I tried using the substitution $u=\frac {\pi}{2}-x$ and maybe thought this function might be symmetrical in some way and got: $$\lim_{n\to\infty}\int_{\frac {\pi}{6}}^{\frac {\pi}{2}}\frac {\cos^nx}{\sin^nx+\cos^nx}dx$$
but it's not really helping me... any other ideas?
 A: A heuristic solution. Interchanging the order of integral and limit, we have
$$ \lim_{n\to\infty} \int_{0}^{\frac{\pi}{3}} \frac{\sin^n x}{\sin^n x+\cos^n x} \, dx = \int_{0}^{\frac{\pi}{3}} \lim_{n\to\infty} \frac{\sin^n x}{\sin^n x+\cos^n x} \, dx. $$
Now depending on the relative size of $\sin x$ and $\cos x$, we have
$$ \lim_{n\to\infty}\frac{\sin^n x}{\sin^n x+\cos^n x} =
\begin{cases}
0, & \text{if } 0 \leq x < \frac{\pi}{4} \\
\frac{1}{2}, & \text{if } x = \frac{\pi}{4} \\
1, & \text{if } \frac{\pi}{4} < x \leq \frac{\pi}{3}.
\end{cases} \tag{1} $$
So it follows that the limit is $\int_{\frac{\pi}{4}}^{\frac{\pi}{3}} dx = \frac{\pi}{12}$.
Remark. Indeed we took a huge leap by assuming that the integral and the limit can be switched. This is indeed possible in our case, although a direct justification required some advance results such as dominated convergence theorem.

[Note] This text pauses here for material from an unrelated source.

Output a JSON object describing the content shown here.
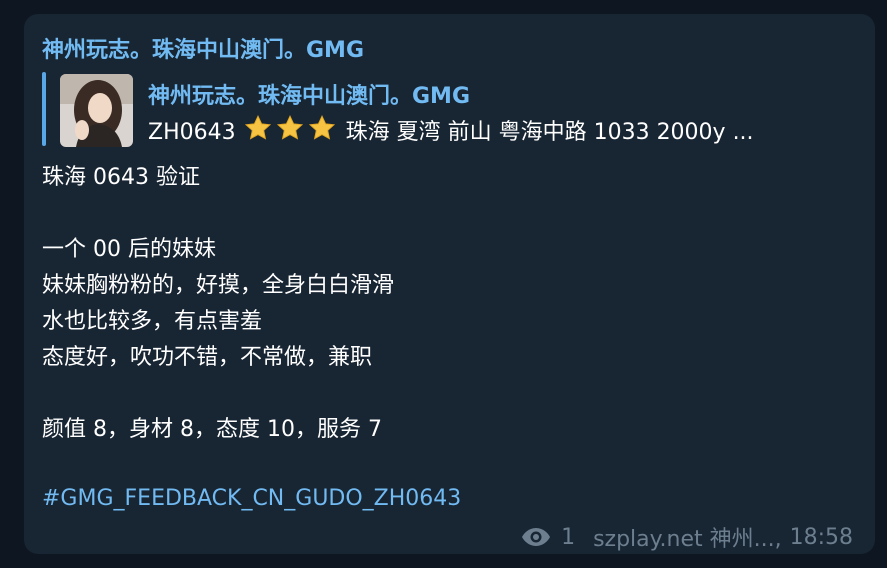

A preliminary analysis level solution. Fix any sufficiently small $\epsilon > 0$ and consider $a=\frac{\pi}{4}-\epsilon$ and $b = \frac{\pi}{4}+\epsilon$. If we write $I_n = \int_{0}^{\frac{\pi}{3}} \frac{\sin^n x}{\sin^n x+\cos^n x} \, dx$, then the integrand is monotone increasing in $x$ and hence
\begin{align*}
I_n
&\geq \int_{b}^{\frac{\pi}{3}} \frac{\sin^n x}{\sin^n x+\cos^n x} \, dx \\
&\geq \int_{b}^{\frac{\pi}{3}} \frac{\sin^n b}{\sin^n b+\cos^n b} \, dx \\
&= \left(\frac{\pi}{3}-b\right)\frac{\sin^n b}{\sin^n b+\cos^n b}
\end{align*}
This gives
$$ \liminf_{n\to\infty} I_n \geq \lim_{n\to\infty} \left(\frac{\pi}{3}-b\right)\frac{\sin^n b}{\sin^n b+\cos^n b} = \frac{\pi}{12}-\epsilon.$$
But since the LHS of the above inequality is a constant independent of $\epsilon$, letting $\epsilon \downarrow 0$ proves that $\liminf_{n\to\infty} I_n \geq \frac{\pi}{12}$. Similarly,
\begin{align*}
I_n
&\leq \int_{0}^{a} \frac{\sin^n x}{\sin^n x+\cos^n x} \, dx + \int_{a}^{\frac{\pi}{3}} \frac{\sin^n x}{\sin^n x+\cos^n x} \, dx \\
&\geq \int_{0}^{a} \frac{\sin^n a}{\sin^n a+\cos^n a} \, dx + \int_{a}^{\frac{\pi}{3}} dx \\
&= a\frac{\sin^n a}{\sin^n b+\cos^n a} + \left(\frac{\pi}{3}-a\right)
\end{align*}
and hence
$$ \limsup_{n\to\infty} I_n \leq \lim_{n\to\infty} \left[ a\frac{\sin^n a}{\sin^n b+\cos^n a} + \left(\frac{\pi}{3}-a\right) \right] = \frac{\pi}{12}+\epsilon. $$
Letting $\epsilon \downarrow 0$, we obtain $\limsup_{n\to\infty} I_n \leq \frac{\pi}{12}$. These together tell that
$$\liminf_{n\to\infty} I_n = \limsup_{n\to\infty} I_n = \frac{\pi}{12}$$
and therefore the limit of $I_n$ exists and has the value $\frac{\pi}{12}$.

Addendum. The following demonstrates graphs of the integrand for different values of $n$.
$\hspace{5em}$
The graph is already quite close to $\text{(1)}$ when $n=100$, which provides a sanity check.